Labels are looking to prevent artists from re-recording their old material after Taylor Swift has been able to hugely profit from the practice.
via: Daily Wire
Taylor Swift’s success after re-recording her earlier albums has sparked record labels to change contracts to stop performers from ever being able to do the same — or at least to delay performers up to 30 years, in some cases, after they leave a label.
Labels like Sony Music Entertainment, Warner Music Group, and Universal Music Group, have recently overhauled the contracts they give out to new signees that would make the artists wait 10-30 years before they could re-record releases or never be allowed to after they leave a record company, top attorneys told Billboard magazine.

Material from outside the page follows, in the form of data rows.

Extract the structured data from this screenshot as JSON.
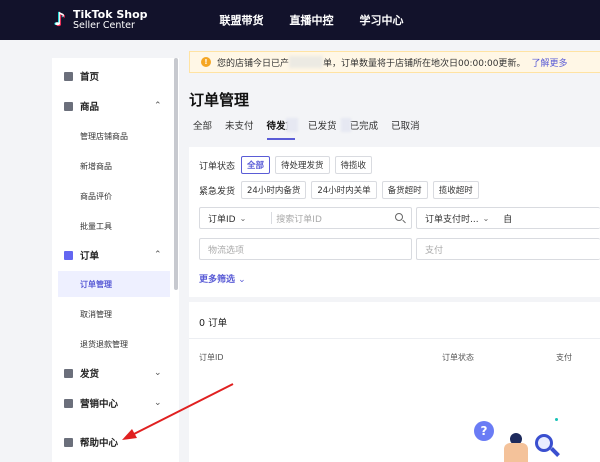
{
  "brand": {
    "line1": "TikTok Shop",
    "line2": "Seller Center"
  },
  "topnav": [
    "联盟带货",
    "直播中控",
    "学习中心"
  ],
  "sidebar": {
    "items": [
      {
        "label": "首页",
        "type": "top",
        "icon": "home-icon"
      },
      {
        "label": "商品",
        "type": "top",
        "icon": "product-icon",
        "chevron": "up"
      },
      {
        "label": "管理店铺商品",
        "type": "sub"
      },
      {
        "label": "新增商品",
        "type": "sub"
      },
      {
        "label": "商品评价",
        "type": "sub"
      },
      {
        "label": "批量工具",
        "type": "sub"
      },
      {
        "label": "订单",
        "type": "top",
        "icon": "order-icon",
        "chevron": "up"
      },
      {
        "label": "订单管理",
        "type": "sub",
        "active": true
      },
      {
        "label": "取消管理",
        "type": "sub"
      },
      {
        "label": "退货退款管理",
        "type": "sub"
      },
      {
        "label": "发货",
        "type": "top",
        "icon": "shipping-icon",
        "chevron": "down"
      },
      {
        "label": "营销中心",
        "type": "top",
        "icon": "marketing-icon",
        "chevron": "down"
      },
      {
        "label": "帮助中心",
        "type": "top",
        "icon": "help-icon"
      }
    ]
  },
  "notice": {
    "text_before": "您的店铺今日已产",
    "text_after": "单，订单数量将于店铺所在地次日00:00:00更新。",
    "link": "了解更多"
  },
  "page_title": "订单管理",
  "tabs": [
    "全部",
    "未支付",
    "待发货",
    "已发货",
    "已完成",
    "已取消"
  ],
  "active_tab": "待发货",
  "filters": {
    "order_status_label": "订单状态",
    "order_status_chips": [
      "全部",
      "待处理发货",
      "待揽收"
    ],
    "urgent_label": "紧急发货",
    "urgent_chips": [
      "24小时内备货",
      "24小时内关单",
      "备货超时",
      "揽收超时"
    ],
    "order_id_select": "订单ID",
    "search_placeholder": "搜索订单ID",
    "pay_time_select": "订单支付时...",
    "pay_time_from": "自",
    "logistics_placeholder": "物流选项",
    "payment_placeholder": "支付",
    "more_filters": "更多筛选"
  },
  "orders": {
    "count_label": "0 订单",
    "columns": [
      "订单ID",
      "订单状态",
      "支付"
    ]
  },
  "help_glyph": "?",
  "colors": {
    "accent": "#5a5cd6",
    "topbar": "#12122b",
    "warning": "#f5a623",
    "arrow": "#e02020"
  }
}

One veteran attorney Josh Karp said the first time he saw it pop up on a contract it definitely got his attention.
“The first time I saw it, I tried to get rid of it entirely,” Karp told the outlet. “I was just like, ‘What is this? This is strange. Why would we agree to further restrictions than we’ve agreed to in the past with the same label?'”
“It becomes one of a multitude of items you’re fighting,” Karp added.
Another attorney, Gandhar Savur, told the outlet he “recently did a deal with a very big indie that had a 30-year re-record restriction in it. Which obviously is much longer than I’m used to seeing.”
“I think the majors are also trying to expand their re-record restrictions but in a more measured way, they are generally not yet able to get away with making such extreme changes,” he added.
“Obviously, this is a big headline topic, the Taylor Swift thing,” Savur continued. “Labels, of course, are going to want to do whatever they can to address that and to prevent it. But there’s only so much they can do. Artist representatives are going to push back against that, and a certain standard is ingrained in our industry that is not easy to move away from.”
Before Swift announced she was re-recording her albums — in order to control her master recordings after Scooter Braun bought them from Big Machine Records, it was thought to be a niche thing. But after Swift’s had massive success releasing ‘Taylor Version’ of her biggest hits, recording companies are taking steps because it’s driving down the value of the original recordings.
Previously a contract would state that an artists had to wait five to seven years from the release date of the original song, or two years after the contract expired. But now that timeframe has been pushed back much farther.
“Now, because of all this Taylor Swift s**t, we have an even new negotiation. It’s awful,” music attorney Dina LaPolt told the outlet. “We’re seeing a lot of ‘perpetuity’ s**t, When we were negotiating deals with lawyers, before we would get the proposal, we’d get the phone call from the head of business affairs. We literally would say, ‘If you send that to me, it will be on f***ing Twitter in 10 minutes.’ It never showed up.”
Well if labels actually would give artists ownership of their music and art they wouldn't need to re-record their material.